Verismo Therapeutics

Status

Invitation-only

Conditions

Cancer

Treatments

Drug: SynKIR-310

Drug: SynKIR-110

Study type

Observational

Funder types

Industry

Identifiers

NCT06701201

LTFU 101-00

Details and patient eligibility

About

The primary purpose of this study is to monitor potential long-term risks associated with the administration of SynKIR CAR T cell products.

Full description

This is a study for the Long Term Follow Up for all participants treated with Verismo Therapeutics' SynKIR CAR T cell products in accordance with regulatory guidance. The primary objective of this study is to monitor the long-term safety of SynKIR CAR T cell products.

No investigational product will be administered in this LTFU study. Eligible participants must have received at least 1 infusion of a SynKIR CAR T cell product under a Verismo Therapeutics parent protocol.
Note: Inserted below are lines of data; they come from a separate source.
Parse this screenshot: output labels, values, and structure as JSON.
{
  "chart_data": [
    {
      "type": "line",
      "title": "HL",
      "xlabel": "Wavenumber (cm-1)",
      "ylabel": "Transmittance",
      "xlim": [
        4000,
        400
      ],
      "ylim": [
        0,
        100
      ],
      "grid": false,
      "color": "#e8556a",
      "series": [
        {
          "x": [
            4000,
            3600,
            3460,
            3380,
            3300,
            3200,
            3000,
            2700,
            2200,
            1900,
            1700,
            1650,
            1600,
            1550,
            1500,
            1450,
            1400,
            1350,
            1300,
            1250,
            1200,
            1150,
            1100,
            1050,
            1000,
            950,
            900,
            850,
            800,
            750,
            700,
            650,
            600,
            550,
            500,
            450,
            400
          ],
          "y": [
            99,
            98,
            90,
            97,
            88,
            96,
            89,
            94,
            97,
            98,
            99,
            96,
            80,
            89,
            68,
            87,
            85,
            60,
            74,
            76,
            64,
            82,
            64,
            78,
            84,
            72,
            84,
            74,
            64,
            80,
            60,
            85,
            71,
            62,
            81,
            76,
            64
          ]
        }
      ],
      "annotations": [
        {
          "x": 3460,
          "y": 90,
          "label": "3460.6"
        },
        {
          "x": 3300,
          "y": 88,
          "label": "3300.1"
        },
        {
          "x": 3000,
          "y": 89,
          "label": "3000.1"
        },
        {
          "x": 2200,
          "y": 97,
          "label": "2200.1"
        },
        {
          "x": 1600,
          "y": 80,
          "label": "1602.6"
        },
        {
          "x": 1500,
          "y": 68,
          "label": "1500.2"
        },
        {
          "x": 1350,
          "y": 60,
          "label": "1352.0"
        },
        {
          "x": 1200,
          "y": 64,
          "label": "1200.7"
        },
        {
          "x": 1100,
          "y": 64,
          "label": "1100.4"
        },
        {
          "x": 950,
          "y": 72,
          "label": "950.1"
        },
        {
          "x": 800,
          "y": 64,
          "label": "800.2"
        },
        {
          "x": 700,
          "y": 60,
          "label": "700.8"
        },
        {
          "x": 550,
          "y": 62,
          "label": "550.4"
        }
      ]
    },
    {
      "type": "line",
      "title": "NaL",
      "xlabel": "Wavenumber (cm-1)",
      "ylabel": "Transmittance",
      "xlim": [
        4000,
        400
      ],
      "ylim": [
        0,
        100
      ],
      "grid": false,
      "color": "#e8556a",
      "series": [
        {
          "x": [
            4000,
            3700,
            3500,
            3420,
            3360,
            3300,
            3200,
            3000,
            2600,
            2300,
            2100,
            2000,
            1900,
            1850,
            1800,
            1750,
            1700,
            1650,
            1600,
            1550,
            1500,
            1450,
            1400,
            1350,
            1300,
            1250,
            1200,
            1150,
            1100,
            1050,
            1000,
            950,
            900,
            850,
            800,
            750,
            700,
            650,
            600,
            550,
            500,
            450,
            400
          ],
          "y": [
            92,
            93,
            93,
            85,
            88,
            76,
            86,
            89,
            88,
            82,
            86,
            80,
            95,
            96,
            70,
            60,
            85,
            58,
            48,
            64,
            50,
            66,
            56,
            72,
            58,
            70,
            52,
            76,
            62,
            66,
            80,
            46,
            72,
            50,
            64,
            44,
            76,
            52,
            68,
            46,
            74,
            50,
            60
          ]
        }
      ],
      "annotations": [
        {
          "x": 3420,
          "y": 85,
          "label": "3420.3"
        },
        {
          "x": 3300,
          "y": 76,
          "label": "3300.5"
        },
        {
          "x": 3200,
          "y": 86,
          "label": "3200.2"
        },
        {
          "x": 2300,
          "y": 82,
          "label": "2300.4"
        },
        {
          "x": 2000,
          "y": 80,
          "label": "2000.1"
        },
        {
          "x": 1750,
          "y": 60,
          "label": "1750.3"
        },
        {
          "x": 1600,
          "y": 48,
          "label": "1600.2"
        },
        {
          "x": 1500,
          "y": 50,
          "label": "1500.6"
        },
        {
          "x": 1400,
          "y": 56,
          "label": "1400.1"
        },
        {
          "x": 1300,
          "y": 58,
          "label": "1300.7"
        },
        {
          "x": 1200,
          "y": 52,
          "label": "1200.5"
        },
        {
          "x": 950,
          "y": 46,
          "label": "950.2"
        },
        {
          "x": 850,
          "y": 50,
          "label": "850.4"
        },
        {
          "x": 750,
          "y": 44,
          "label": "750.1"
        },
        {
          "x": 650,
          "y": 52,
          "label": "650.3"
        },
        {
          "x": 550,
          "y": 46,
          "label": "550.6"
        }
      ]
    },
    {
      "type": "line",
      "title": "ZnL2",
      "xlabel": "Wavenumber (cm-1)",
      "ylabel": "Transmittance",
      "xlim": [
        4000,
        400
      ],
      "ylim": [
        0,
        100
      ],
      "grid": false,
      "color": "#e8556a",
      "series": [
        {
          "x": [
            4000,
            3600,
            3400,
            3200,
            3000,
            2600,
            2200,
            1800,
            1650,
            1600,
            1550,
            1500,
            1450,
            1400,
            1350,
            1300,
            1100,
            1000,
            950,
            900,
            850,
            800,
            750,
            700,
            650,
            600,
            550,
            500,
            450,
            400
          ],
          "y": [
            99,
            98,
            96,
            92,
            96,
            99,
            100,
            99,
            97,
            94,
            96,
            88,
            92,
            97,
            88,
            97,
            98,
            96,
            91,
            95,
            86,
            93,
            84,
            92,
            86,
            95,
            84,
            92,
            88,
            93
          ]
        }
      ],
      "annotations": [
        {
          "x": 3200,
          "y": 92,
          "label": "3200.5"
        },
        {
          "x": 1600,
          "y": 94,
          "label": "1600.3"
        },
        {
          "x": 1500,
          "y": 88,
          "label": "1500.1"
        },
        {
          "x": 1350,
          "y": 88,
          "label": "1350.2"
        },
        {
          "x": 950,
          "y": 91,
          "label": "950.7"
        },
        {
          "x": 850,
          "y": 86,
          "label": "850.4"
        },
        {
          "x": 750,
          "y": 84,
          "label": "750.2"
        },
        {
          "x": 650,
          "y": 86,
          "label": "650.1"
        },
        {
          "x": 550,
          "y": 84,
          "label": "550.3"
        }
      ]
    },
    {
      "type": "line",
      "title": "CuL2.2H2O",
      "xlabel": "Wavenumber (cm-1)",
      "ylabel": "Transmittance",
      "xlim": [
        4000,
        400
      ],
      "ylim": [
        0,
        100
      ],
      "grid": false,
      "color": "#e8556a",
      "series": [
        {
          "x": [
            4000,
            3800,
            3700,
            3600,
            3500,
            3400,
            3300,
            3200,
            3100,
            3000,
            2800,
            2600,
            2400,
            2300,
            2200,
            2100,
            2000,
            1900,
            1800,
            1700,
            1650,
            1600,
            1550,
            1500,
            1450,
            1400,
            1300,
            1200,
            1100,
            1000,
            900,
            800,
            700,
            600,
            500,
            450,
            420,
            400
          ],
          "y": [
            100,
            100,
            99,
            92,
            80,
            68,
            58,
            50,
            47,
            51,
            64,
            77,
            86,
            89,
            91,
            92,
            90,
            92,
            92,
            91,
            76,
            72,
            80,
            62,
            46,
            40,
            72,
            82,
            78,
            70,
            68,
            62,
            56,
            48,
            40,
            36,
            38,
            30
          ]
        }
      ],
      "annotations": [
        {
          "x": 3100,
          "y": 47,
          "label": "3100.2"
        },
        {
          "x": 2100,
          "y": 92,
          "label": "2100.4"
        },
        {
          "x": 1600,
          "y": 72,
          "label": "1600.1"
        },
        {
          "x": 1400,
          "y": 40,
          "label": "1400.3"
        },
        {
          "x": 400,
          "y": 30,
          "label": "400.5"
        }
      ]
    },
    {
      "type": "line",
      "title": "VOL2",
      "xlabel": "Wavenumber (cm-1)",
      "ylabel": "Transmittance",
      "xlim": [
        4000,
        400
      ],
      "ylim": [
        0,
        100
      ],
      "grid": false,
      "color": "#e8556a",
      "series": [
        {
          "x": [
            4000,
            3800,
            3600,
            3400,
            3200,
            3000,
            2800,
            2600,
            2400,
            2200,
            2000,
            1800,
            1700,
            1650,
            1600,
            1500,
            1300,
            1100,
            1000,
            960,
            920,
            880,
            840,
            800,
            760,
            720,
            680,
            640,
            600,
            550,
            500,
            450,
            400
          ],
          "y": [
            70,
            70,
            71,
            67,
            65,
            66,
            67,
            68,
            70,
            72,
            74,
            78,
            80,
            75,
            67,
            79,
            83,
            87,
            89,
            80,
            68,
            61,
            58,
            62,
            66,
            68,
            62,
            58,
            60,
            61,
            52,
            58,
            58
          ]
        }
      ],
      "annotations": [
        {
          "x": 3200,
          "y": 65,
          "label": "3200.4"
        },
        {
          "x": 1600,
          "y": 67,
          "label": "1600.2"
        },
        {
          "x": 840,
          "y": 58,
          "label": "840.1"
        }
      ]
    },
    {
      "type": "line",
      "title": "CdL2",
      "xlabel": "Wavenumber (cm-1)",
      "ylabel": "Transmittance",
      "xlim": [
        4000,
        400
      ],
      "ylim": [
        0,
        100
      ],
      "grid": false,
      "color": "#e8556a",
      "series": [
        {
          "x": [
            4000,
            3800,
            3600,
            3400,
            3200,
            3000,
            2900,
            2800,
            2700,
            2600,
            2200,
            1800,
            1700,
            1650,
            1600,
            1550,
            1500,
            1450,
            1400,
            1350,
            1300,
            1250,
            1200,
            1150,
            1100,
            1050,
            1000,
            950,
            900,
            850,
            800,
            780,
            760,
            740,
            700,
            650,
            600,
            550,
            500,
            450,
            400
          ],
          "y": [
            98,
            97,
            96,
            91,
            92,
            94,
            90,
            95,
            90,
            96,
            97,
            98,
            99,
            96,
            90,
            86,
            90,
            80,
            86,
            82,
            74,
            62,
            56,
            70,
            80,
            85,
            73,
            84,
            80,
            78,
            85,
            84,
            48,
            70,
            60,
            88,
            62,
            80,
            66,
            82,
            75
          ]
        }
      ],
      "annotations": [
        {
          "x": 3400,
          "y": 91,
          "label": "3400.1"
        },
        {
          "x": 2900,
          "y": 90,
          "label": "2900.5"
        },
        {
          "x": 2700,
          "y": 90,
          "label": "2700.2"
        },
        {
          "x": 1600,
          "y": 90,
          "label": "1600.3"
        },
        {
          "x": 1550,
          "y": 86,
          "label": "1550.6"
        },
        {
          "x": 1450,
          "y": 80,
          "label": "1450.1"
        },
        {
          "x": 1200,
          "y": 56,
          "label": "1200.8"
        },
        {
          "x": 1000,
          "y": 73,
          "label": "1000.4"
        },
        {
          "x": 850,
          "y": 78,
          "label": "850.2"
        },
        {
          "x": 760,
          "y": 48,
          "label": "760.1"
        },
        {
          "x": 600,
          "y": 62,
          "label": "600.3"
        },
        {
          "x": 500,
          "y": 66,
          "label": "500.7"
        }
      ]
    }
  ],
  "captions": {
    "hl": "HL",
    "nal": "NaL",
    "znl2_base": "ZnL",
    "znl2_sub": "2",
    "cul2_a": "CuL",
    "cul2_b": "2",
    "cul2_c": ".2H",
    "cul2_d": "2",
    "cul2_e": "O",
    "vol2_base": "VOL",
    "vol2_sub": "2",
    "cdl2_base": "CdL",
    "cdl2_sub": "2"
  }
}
Participants will be invited to enroll into this LTFU study after either early discontinuation from or completion of the parent protocol.

In accordance with regulatory guidelines, this study will follow participants for a period of 15 years following infusion of Verismo Therapeutics' SynKIR CAR T cell product, to monitor for delayed adverse events (AEs), detection of replication competent lentivirus (RCL), and to assess long-term efficacy and persistence of gene-modified T cells.

Enrollment

60 estimated patients

Sex

All

Ages

18+ years old

Volunteers

No Healthy Volunteers

Inclusion criteria

Participants are eligible to be included in the study only if all of the following criteria apply:

All adult participants who have received any amount of SynKIR CAR T cell product in a study sponsored by Verismo Therapeutics.
Participant is willing and able to comply with the study requirements.

Exclusion criteria

There are no specific exclusion criteria.